I’ve previously featured a 62mas where I said it’s one of my favourite vintage Japanese dive watches, so there’s no apologies for featuring another. This example came in for a movement service and was in pretty good shape considering the age. The hands are missing because it came to me via James Hyman who’d already relumed the dial and handset, there’s no point putting the hands back on if they’re coming straight off again!
With the caseback removed the movement looks in reasonable shape with no obvious signs of butchery!
During the strip down it continued to look good, just dried lubricants visible, these are the little black dots here and there, and are actually a mixture of dry lubricant and tiny particles of metal! Heres a few pictures of what you can typically expect to see in a movement that hasn’t been serviced for a good few years.
It had even migrated to the pallet fork. It doesn’t take much to stop a mechanical movement and I’m sure if this wasn’t already stopping it wouldn’t be long before it id.
With the movement fully stripped it was ready for a trip through the cleaning machine, prior to inspection.
Whilst the components were cleaning I turned my attention to the case. The lume had dropped out of the insert and the bezel was seized solid so there was a couple of jobs there to start with.
With the bezel finally removed it was hardly surprising it was seized! You can see these earlier bezels (like the 6105-8000 one) are held in place with a wire spring as opposed to an o-ring.
With the case components ultrasonically cleaned I thought the crystal looked a bit worse for wear. As there was no cracking and it looks like the original crystal I decided to polish the worst of the scratching off as opposed to replacing it.

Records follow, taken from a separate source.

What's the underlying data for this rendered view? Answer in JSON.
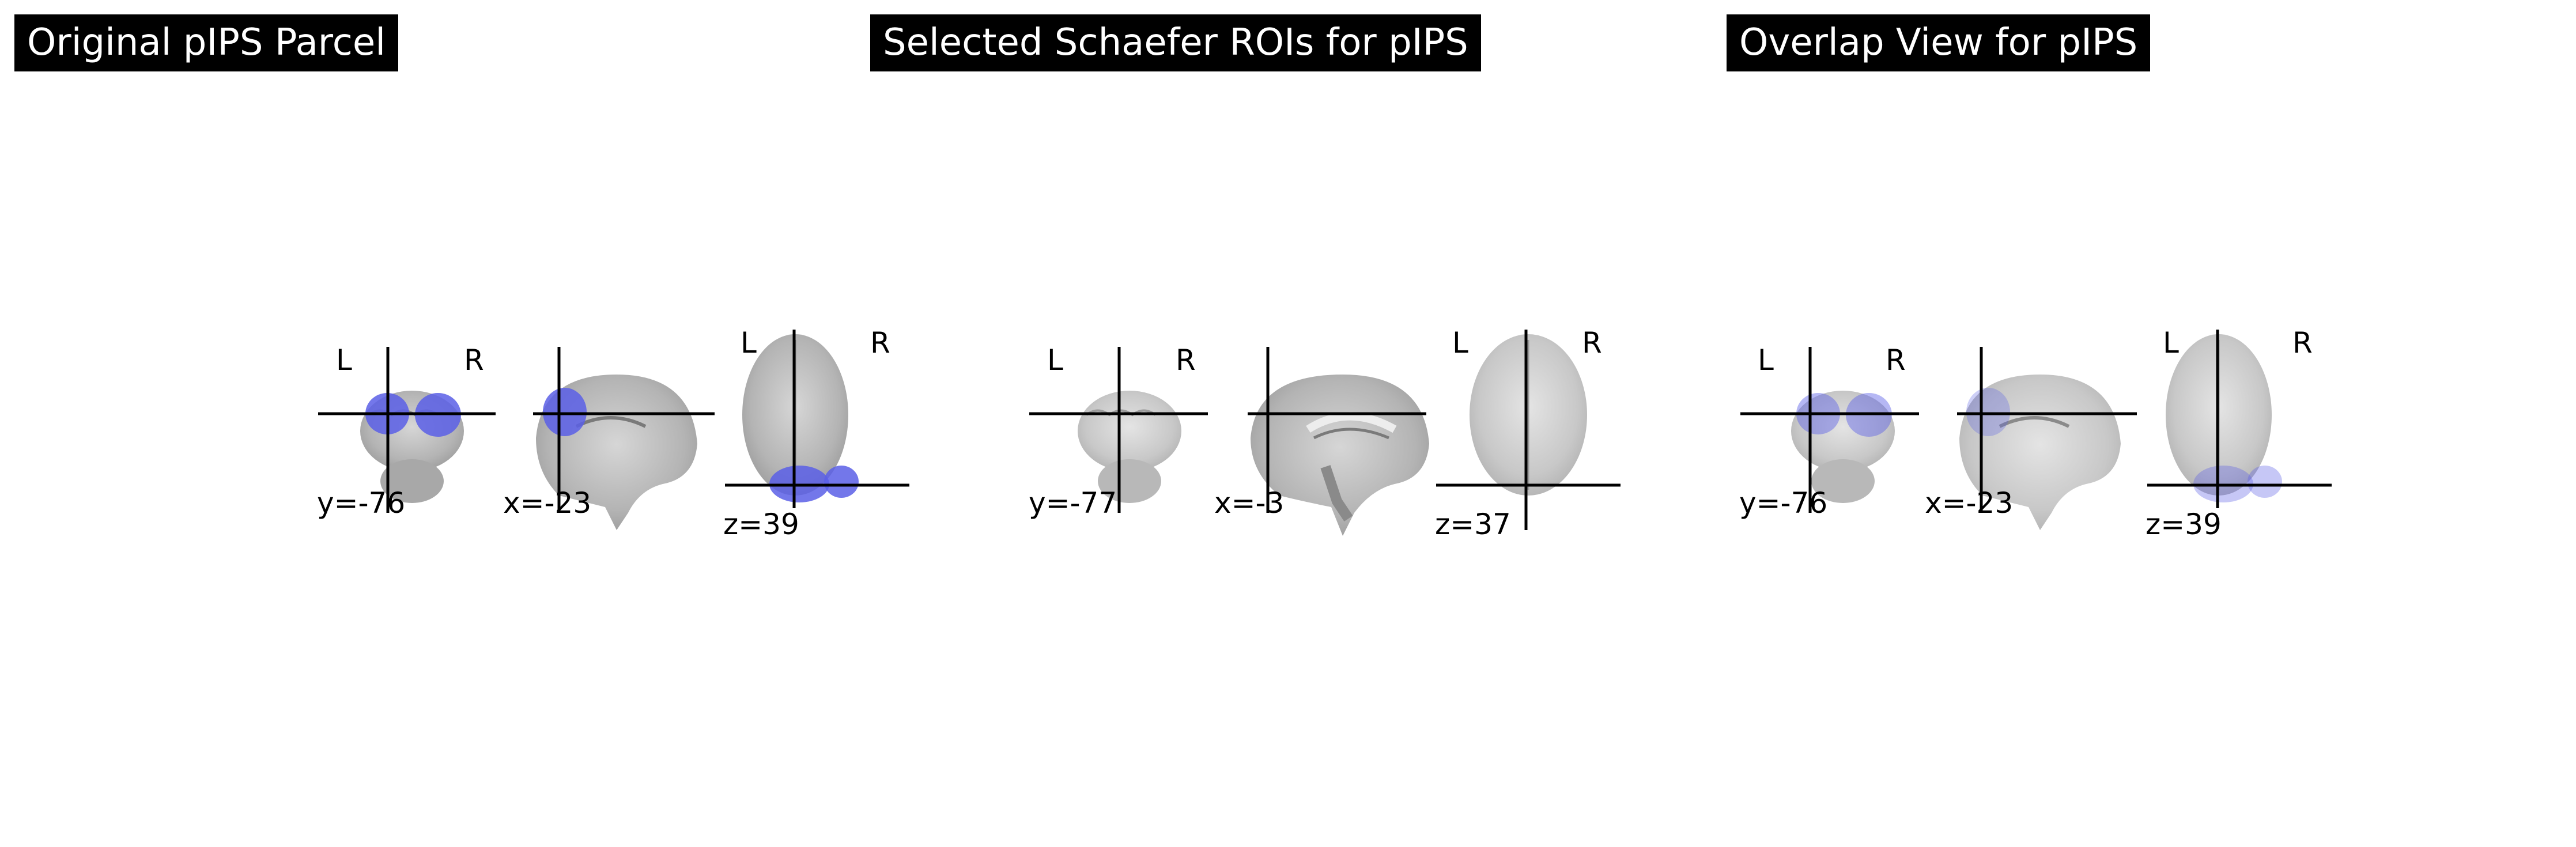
{
  "panels": [
    {
      "title": "Original pIPS Parcel",
      "coronal": {
        "coord": "y=-76",
        "left": "L",
        "right": "R"
      },
      "sagittal": {
        "coord": "x=-23"
      },
      "axial": {
        "coord": "z=39",
        "left": "L",
        "right": "R"
      }
    },
    {
      "title": "Selected Schaefer ROIs for pIPS",
      "coronal": {
        "coord": "y=-77",
        "left": "L",
        "right": "R"
      },
      "sagittal": {
        "coord": "x=-3"
      },
      "axial": {
        "coord": "z=37",
        "left": "L",
        "right": "R"
      }
    },
    {
      "title": "Overlap View for pIPS",
      "coronal": {
        "coord": "y=-76",
        "left": "L",
        "right": "R"
      },
      "sagittal": {
        "coord": "x=-23"
      },
      "axial": {
        "coord": "z=39",
        "left": "L",
        "right": "R"
      }
    }
  ],
  "colors": {
    "background": "#ffffff",
    "title_bg": "#000000",
    "title_text": "#ffffff",
    "crosshair": "#000000",
    "brain_gray": "#b8b8b8",
    "overlay_blue": "#5b5fe6"
  }
}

Take a deep breath and attack the crystal with some 2400 grit emery paper, sanding across the direction of the worst scratches. As the marks disappear use finer and finer grit paper…
….until you can use some paste to buff it up. Not perfect but a huge improvement, and it’s original!
The components were inspected and the rebuild begins with the mainspring, as usual!
The motion work coming together.
The autowind bridge back on and ticking away nicely.
The usual problem with these calibres is a shot clutch and this one was no exception. This component is engaged with the date corrector when the watches crown is pulled out, and it (and the date corrector) tend to wear badly.
You can see where the teeth have visibly worn down in this shot. These components are very difficult to source these days, this NOS one came all the way from Australia.
When the clutch is shot the date corrector is normally worn too, but this one was actually in pretty good shape so it was reused.
The keyless work reassembled.
Ready for the top plate to be fitted.
The relumed dial and hands refitted.
The movement is recased in this shot.
The remnants of the old lume was removed from the bezel and a tiny dot was mixed to replace it.
Original 62mas bezel insert pips tend turn this browny colour after nearly 50 years, so now it still has the correct vintage look. It’s turned out beautifully – have I mentioned how much I like these 62mas’s?
And finally what a cracking caseback, beautifully sharp. These ones from 1967 seem to survive better than the earlier ones for some reason.